Colene felt the thrill of danger, and knew she was about to do something monumentally stupid.
She leaned close to his ear. "You must come with me. I will help you. I will help. Do you understand?"
His hand slid across the ground, toward the sound of her voice, the fingers twitching.
Maybe he was dehydrated. The day had been hot, though the night would be cold; that was the way fall was in Oklahoma.
"I'll be right back," she said.
She straightened up, paused as dizziness took her because of the sudden change of position, then walked quickly back to her house.
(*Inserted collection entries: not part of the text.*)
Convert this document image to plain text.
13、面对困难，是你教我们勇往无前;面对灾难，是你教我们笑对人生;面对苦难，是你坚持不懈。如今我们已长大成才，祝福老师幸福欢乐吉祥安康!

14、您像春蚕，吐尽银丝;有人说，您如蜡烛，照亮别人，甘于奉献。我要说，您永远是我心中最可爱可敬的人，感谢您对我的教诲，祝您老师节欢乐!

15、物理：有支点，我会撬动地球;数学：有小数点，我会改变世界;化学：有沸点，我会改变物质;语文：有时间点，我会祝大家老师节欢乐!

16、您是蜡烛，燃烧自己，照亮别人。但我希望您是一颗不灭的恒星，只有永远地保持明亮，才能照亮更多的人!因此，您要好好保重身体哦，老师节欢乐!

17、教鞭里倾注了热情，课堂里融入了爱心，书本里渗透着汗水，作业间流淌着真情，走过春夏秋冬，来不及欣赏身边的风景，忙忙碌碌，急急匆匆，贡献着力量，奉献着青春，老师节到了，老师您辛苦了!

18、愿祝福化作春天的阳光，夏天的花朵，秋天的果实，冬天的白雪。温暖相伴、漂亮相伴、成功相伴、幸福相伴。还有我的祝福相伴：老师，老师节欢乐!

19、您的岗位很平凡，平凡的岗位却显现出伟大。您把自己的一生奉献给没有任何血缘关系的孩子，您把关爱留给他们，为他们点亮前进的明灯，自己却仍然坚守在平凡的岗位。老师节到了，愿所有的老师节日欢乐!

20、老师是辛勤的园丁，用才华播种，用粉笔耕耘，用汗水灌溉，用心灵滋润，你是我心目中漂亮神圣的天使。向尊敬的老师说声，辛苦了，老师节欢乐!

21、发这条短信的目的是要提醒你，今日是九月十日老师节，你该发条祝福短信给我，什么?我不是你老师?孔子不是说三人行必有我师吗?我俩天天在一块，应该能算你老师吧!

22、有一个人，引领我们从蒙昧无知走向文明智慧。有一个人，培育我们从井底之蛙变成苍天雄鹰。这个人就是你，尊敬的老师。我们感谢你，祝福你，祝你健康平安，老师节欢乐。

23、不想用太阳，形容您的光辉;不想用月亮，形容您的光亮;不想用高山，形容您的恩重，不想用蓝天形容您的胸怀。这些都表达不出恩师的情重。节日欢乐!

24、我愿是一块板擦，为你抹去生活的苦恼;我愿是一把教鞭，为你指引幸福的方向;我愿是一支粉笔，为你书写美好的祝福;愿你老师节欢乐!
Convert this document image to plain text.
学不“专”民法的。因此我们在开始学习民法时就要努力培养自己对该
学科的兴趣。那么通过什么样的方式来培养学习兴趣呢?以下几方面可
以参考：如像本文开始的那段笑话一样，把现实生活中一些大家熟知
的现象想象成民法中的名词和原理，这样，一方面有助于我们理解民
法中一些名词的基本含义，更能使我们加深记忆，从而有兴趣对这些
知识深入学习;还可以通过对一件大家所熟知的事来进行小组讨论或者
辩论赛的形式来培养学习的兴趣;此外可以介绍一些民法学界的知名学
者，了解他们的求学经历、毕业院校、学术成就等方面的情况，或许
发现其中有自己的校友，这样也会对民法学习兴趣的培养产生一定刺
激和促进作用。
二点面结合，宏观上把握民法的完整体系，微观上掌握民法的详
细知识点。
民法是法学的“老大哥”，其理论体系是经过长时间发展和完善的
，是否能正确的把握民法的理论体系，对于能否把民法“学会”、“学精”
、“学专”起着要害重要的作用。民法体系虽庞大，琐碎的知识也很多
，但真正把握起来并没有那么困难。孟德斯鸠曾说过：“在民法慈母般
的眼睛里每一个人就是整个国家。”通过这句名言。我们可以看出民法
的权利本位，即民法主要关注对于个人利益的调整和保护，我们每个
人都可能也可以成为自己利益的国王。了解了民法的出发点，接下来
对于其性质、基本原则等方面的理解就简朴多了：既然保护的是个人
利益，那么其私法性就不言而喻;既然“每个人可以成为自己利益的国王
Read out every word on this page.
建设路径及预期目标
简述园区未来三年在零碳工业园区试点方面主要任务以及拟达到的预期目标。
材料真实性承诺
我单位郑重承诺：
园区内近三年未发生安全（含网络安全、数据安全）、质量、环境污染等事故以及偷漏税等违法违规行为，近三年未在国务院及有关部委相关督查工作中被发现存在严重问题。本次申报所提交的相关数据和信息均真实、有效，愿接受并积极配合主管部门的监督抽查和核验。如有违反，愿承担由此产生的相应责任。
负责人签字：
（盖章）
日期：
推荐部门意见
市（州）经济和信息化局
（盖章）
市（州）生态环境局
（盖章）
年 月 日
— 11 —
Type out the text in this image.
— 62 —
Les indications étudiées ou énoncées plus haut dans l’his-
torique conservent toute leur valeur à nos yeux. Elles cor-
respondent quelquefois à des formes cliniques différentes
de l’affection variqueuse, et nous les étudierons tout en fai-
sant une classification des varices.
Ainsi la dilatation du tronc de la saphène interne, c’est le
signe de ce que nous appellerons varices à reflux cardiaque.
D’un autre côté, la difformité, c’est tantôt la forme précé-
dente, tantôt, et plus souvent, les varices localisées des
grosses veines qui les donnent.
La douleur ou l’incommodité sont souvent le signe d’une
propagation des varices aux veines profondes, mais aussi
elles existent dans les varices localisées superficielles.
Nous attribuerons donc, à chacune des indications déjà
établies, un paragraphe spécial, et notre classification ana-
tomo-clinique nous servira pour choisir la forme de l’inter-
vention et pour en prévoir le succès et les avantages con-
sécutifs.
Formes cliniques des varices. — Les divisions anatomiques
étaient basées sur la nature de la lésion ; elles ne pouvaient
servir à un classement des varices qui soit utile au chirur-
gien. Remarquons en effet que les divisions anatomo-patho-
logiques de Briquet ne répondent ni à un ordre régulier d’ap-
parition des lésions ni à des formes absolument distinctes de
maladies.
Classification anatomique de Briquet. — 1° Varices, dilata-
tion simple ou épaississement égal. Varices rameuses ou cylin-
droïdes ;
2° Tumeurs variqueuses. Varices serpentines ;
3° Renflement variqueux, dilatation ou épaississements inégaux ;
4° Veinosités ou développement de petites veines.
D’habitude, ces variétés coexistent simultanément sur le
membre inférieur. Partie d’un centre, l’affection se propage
She went to the messy kitchen and fetched a plastic glass. She filled it water from the tap, and carried it out.
The man had not moved. She sat down beside his head, set the water down in a snug depression, and reached for him. "I'm back," she said. "I brought you water. Can you drink it?"
He tried to raise his head again. She put her hands on it and lifted; then she scooted on her bottom so that she could set his head in her lap. She held it tilted up, then reached for the glass. It was a stretch, and she had to lean over his head. Her bosom actually touched his hair. He did not seem to notice, but the contact sent new waves of speculation through her. Wasn't this the way the Little Mermaid had rescued the drowning prince? Holding him close, helping him survive—until he recovered and married somebody else, never realizing what he owed to the mermaid. The tragedy of not even knowing!
She got the glass and brought it to his face, which was now propped against her front. "Water," she murmured. "Water. Drink. Water." She touched his mouth and tilted the glass.
Suddenly he realized what it was. Eagerly he sipped. She tilted further, spilling some, but he managed to drink most of it. She had been right!